THE GREAT ANIMAL ORCHESTRA

Finding the Origins of Music in the World's Wild Places

by Bernie Krause

Pub Date: March 19th, 2012
ISBN: 978-0-316-08687-5
Publisher: Little, Brown

Krause (Wild Soundscapes: Discovering the Voice of the Natural World, 2002, etc.) chronicles his experiences with “[n]atural soundscapes…the voices of whole ecological systems.”

A professional musician since 1964, the author became fascinated with the possibilities created by modular synthesizers. He moved to California where he conducted workshops in electronic music and worked as a sound engineer for film studies, providing sound background for Rosemary's BabyApocalypse Now and other films.
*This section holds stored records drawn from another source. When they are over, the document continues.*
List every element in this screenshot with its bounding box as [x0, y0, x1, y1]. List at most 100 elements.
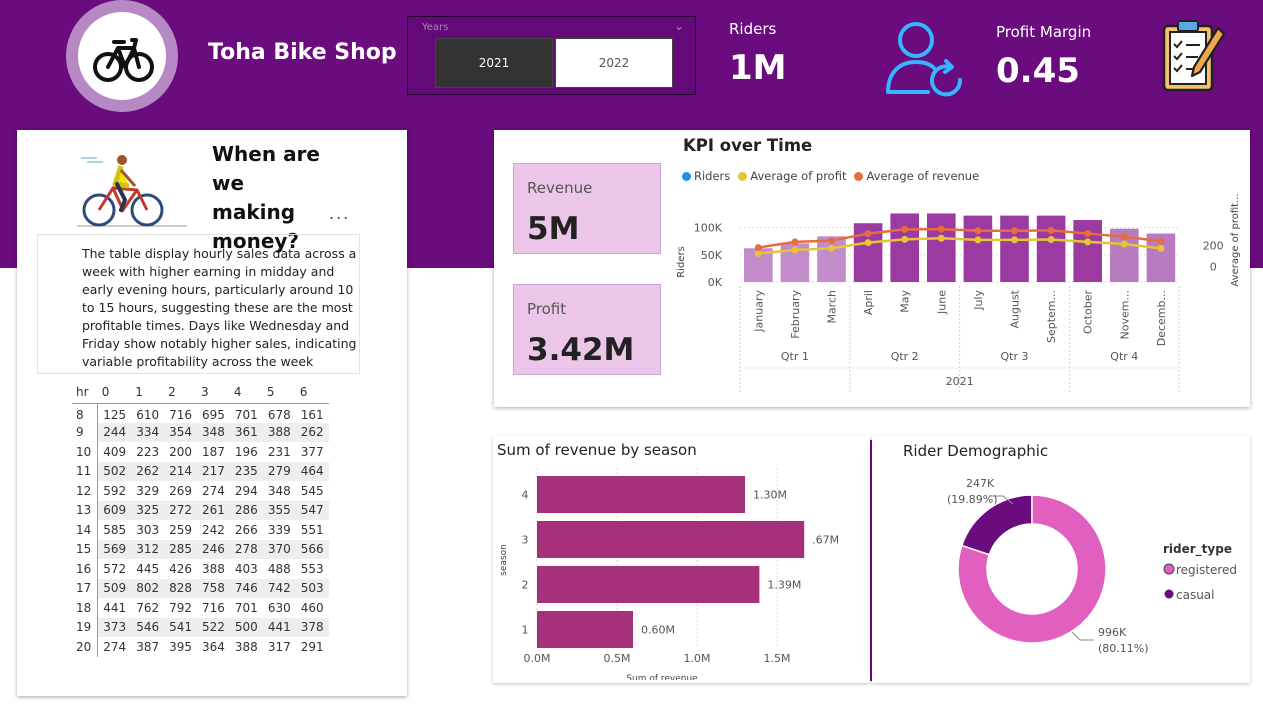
x-axis-label: Sum of revenue: [626, 674, 698, 680]
table-cell: 551: [300, 522, 324, 537]
table-cell: 259: [169, 522, 192, 537]
table-cell: 545: [300, 483, 324, 498]
legend-riders-dot: [682, 171, 691, 181]
x-tick-label: March: [826, 290, 839, 324]
table-cell: 266: [234, 522, 258, 537]
table-cell: 339: [267, 522, 291, 537]
legend-riders: Riders: [694, 169, 731, 183]
x-tick-label: May: [899, 290, 912, 313]
table-cell: 388: [202, 561, 225, 576]
table-row: 17 509 802 828 758 746 742 503: [72, 578, 329, 598]
revenue-card: Revenue 5M: [513, 163, 661, 254]
x-tick-label: 1.5M: [764, 652, 791, 665]
table-cell: 395: [169, 639, 192, 654]
table-cell: 370: [262, 539, 296, 559]
table-cell: 214: [164, 461, 197, 481]
table-row: 14 585 303 259 242 266 339 551: [72, 520, 329, 540]
clipboard-checklist-icon: [1162, 20, 1226, 92]
legend-profit-dot: [738, 171, 748, 181]
legend-revenue: Average of revenue: [866, 169, 980, 183]
table-cell: 286: [229, 500, 263, 520]
revenue-value: 5M: [527, 211, 580, 247]
table-cell: 716: [202, 600, 225, 615]
table-cell: 585: [103, 522, 127, 537]
profit-margin-label: Profit Margin: [996, 23, 1092, 41]
y-axis-label: Riders: [676, 246, 687, 278]
profit-point: [1011, 236, 1018, 244]
table-cell: 522: [197, 617, 230, 637]
y-tick-label: 100K: [694, 222, 723, 235]
table-row: 18 441 762 792 716 701 630 460: [72, 598, 329, 618]
demographic-title: Rider Demographic: [903, 442, 1049, 460]
table-cell: 361: [229, 422, 263, 442]
table-row: 19 373 546 541 522 500 441 378: [72, 617, 329, 637]
profit-point: [937, 234, 945, 242]
table-column-header: 3: [201, 384, 209, 399]
x-tick-label: June: [935, 290, 948, 315]
profit-point: [828, 244, 835, 252]
revenue-point: [828, 237, 835, 245]
revenue-point: [1120, 233, 1128, 241]
legend-registered-dot: [1163, 563, 1175, 575]
legend-registered: registered: [1176, 563, 1237, 577]
row-hour: 12: [72, 481, 99, 501]
description-box: The table display hourly sales data acro…: [37, 234, 360, 374]
profit-label: Profit: [527, 300, 567, 318]
revenue-point: [1011, 227, 1018, 235]
riders-label: Riders: [729, 20, 777, 38]
x-tick-label: 0.0M: [524, 652, 551, 665]
table-row: 20 274 387 395 364 388 317 291: [72, 637, 329, 657]
table-cell: 261: [197, 500, 230, 520]
table-cell: 441: [262, 617, 296, 637]
x-tick-label: Novem...: [1118, 290, 1131, 339]
table-cell: 547: [295, 500, 329, 520]
table-cell: 569: [97, 539, 132, 559]
revenue-point: [974, 227, 982, 235]
quarter-label: Qtr 1: [781, 350, 809, 363]
data-label: .67M: [812, 534, 839, 547]
row-hour: 18: [72, 598, 99, 618]
table-row: 9 244 334 354 348 361 388 262: [72, 422, 329, 442]
slicer-label: Years: [422, 22, 449, 33]
season-revenue-chart: 0.0M 0.5M 1.0M 1.5M 4 1.30M 3 .67M 2 1.39M 1 0.60M S…: [499, 468, 839, 680]
table-cell: 792: [169, 600, 192, 615]
table-row: 12 592 329 269 274 294 348 545: [72, 481, 329, 501]
riders-bar: [1036, 215, 1066, 282]
table-cell: 217: [197, 461, 230, 481]
table-cell: 187: [202, 444, 225, 459]
shop-title: Toha Bike Shop: [208, 40, 397, 65]
year-option-2022[interactable]: 2022: [555, 38, 673, 88]
year-option-2021[interactable]: 2021: [435, 38, 553, 88]
table-cell: 572: [103, 561, 127, 576]
table-cell: 317: [267, 639, 291, 654]
table-cell: 553: [300, 561, 324, 576]
table-cell: 403: [234, 561, 258, 576]
profit-point: [1120, 240, 1128, 248]
table-cell: 566: [295, 539, 329, 559]
table-cell: 701: [234, 600, 258, 615]
table-cell: 231: [267, 444, 291, 459]
table-cell: 364: [202, 639, 225, 654]
table-cell: 274: [103, 639, 127, 654]
riders-bar: [1073, 219, 1102, 282]
riders-bar: [890, 213, 919, 282]
y-tick-label: 0K: [708, 276, 723, 289]
year-slicer[interactable]: Years ⌄ 2021 2022: [407, 16, 696, 95]
table-cell: 279: [262, 461, 296, 481]
riders-bar: [1000, 215, 1029, 282]
table-row: 10 409 223 200 187 196 231 377: [72, 442, 329, 462]
table-cell: 329: [136, 483, 160, 498]
chevron-down-icon[interactable]: ⌄: [674, 19, 684, 33]
revenue-point: [1157, 237, 1165, 245]
hourly-sales-card: When are we making money? ... The table …: [17, 130, 407, 696]
x-tick-label: Septem...: [1045, 290, 1058, 343]
more-options-button[interactable]: ...: [329, 204, 350, 223]
table-cell: 388: [234, 639, 258, 654]
table-row: 8 125 610 716 695 701 678 161: [72, 402, 329, 423]
hourly-description: The table display hourly sales data acro…: [82, 246, 357, 369]
table-cell: 348: [197, 422, 230, 442]
revenue-point: [754, 244, 762, 252]
riders-bar: [963, 215, 993, 282]
row-hour: 13: [72, 500, 99, 520]
table-cell: 609: [97, 500, 132, 520]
He also recorded In a Wild Sanctuary, “the earliest musical piece to use long segments of wild sound as components of orchestration, and also the first to feature ecology as its theme.” Krause learned to use stereo headphones, microphones and a portable recording system to record natural scenes, and he often recorded scenes at varying distances, tuning to different acoustic levels and frequencies to re-create an auditory image of a scene without the aid of visual cues, which ordinarily assist our hearing by screening out certain sounds while focusing on others. In this way he created a “soundscape” of a particular location. He captured the organ-like sounds of reeds and wind in northern Oregon, and his first scientific commission, after he received a doctorate in bio-acoustics, was the sound background for an exhibit of a waterhole in Kenya. In the years since, Krause’s study of different habitats has led him to conclude that “creatures vocalize in distinctive kinship with another,” each establishing its own sound niche and creating the rhythms of “the natural world.”

An imaginative introduction to a new dimension of the natural world.